日本地球惑星科学連合2023年大会

講演情報

[J] 口頭発表

セッション記号 S (固体地球科学) » S-SS 地震学

[S-SS13] 活断層と古地震

2023年5月22日(月) 10:45 〜 12:00 301A (幕張メッセ国際会議場)
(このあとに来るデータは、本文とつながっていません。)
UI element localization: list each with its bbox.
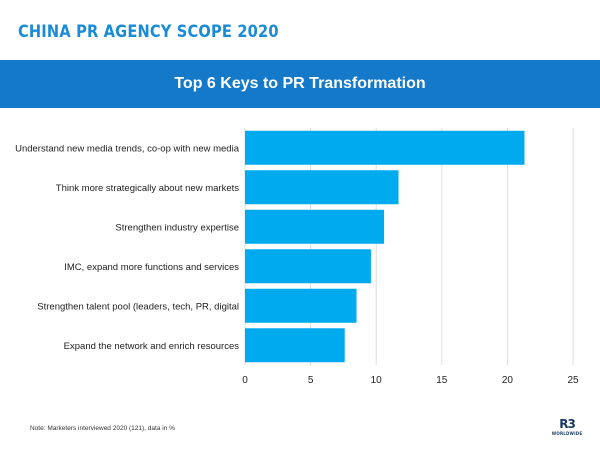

コンビーナ:小荒井 衛(茨城大学理学部理学科地球環境科学コース)、佐藤 善輝(産業技術総合研究所 地質情報研究部門 平野地質研究グループ)、白濱 吉起(国立研究開発法人産業技術総合研究所地質調査総合センター活断層火山研究部門活断層評価研究グループ)、安江 健一(富山大学)、座長:小荒井 衛(茨城大学理学部理学科地球環境科学コース)、安江 健一(富山大学)

11:45 〜 12:00

[SSS13-05] 文献調査による日本への歴史遠地津波の信頼性の検討

★招待講演

*林 豊1 (1.気象庁気象研究所)

キーワード:1420年チリ地震、1627年フィリピン地震、1651年ペルー地震、歴史遠地津波、偽津波

1. はじめに
NGDC/WDS Global Historical Tsunami Database (以下,GHTD;NCEI)には,19世紀以前に日本列島周辺以外で発生して日本で津波の観測記録があったとする地震が13例登録されている(Table 1).このうち,1586年ペルー地震[林ほか(2018,験震時報)]と1780年ウルップ島地震[林(印刷中,歴史地震)]による津波は,文献調査から,いずれも日本へ到達した根拠がない偽津波だと判明している.本研究では,GHTDが疑う余地がある津波と分類している3件も文献調査した.
2. 文献調査の結果
(1) 1420年9月6日―チリの地震
海が干上がったとする『神明鏡』(15世紀成立)の記述を,『増訂大日本地震史料』(1941)は常陸国(今の茨城県)の津波だと解釈した.この津波に先立つ地震の記述がないことから,Tsuji(2013)は遠地津波であり,ペルーかチリで地震があったはずと推測している.しかし,『神明鏡』が地震に関する記事を1420年以降に鎌倉付近で起きたものしか記していないことから,仮に常陸国で海が干上がった直前に顕著な地震動があったとしても,この史料には地震が記録されそうもない.以上から,1420年9月6日にチリやペルーで地震があった,あるいは,この日に今の茨城県で遠地津波があった,と解釈する根拠はない.
(2) 1627年9月14日―フィリピンの地震
Iida(1984)は,1627年の日本の海嘯記録とフィリピンの地震とを紐づけている.日本の記録は,1908年発行の『安房志』の「寛永四丁卯年八月五日地震海嘯あり」まで遡れるが,同時代史料の存在は確認できない.この記録は疑わしい.仮に史料を信用する立場をとるなら,安房に地震と津波があったので,フィリピンの地震とは無関係である.いずれにせよ,Iida(1984)の解釈は誤りである.また,Perrey(1860)などフィリピンでの地震と津波の発生が8月あるいは9月と記す文献はあるが,日単位で発生日を特定した情報源は知られていない.以上から,1627年フィリピン地震と千葉県の海嘯は無関係であり,地震の日付も月までしか特定できない.
(3) 1651年―ペルーの地震
1651年の地震によるペルーやチリでの津波を示す史料は知られていない.『増訂大日本地震史料』(1941)に収録された「慶安四年縣下亘理郡東裏マデ海嘯襲来セシコトアリ」によるという口碑があり,Iida(1984)は,これを風津浪だと解釈する説と南米からの津波だと反論する説との両論があると紹介している.しかし,各説として引用された文献中の表現は,いずれも地震による津波だとみなすことに否定的なものであった.また,口碑が文字化された『宮城県海嘯誌』[宮城県(1903)]には,(紀元詳ナラス凡二三一〇代)と(古老ノ口碑)の注があり,原情報は,年単位の十年程度の幅があり一人の話だけに基づく現象種別(高潮か風浪か津波か)の特定もされないものだったと分かる.これは,「特定の年に地震による津波があったことを示す伝承」とはかけ離れたものである.以上から,1651年のペルーの地震による津波の根拠は,日本へのものも含めて確認できない.
3. まとめ
これまでの研究の成果[林ほか(2018), 林(印刷中)]と合わせると,GHTDに収録された19世紀以前の日本への遠地津波13例のうち5つが偽津波であった.日本語文献の間違いや史料解釈の誤りを含む英語の文献に基づいて,偽津波の情報が国際的な津波データベースに収録された例が複数あったことになる.このことは,他地域の研究者間の連携なしには,歴史津波データの信頼性を確保できないことを示唆している.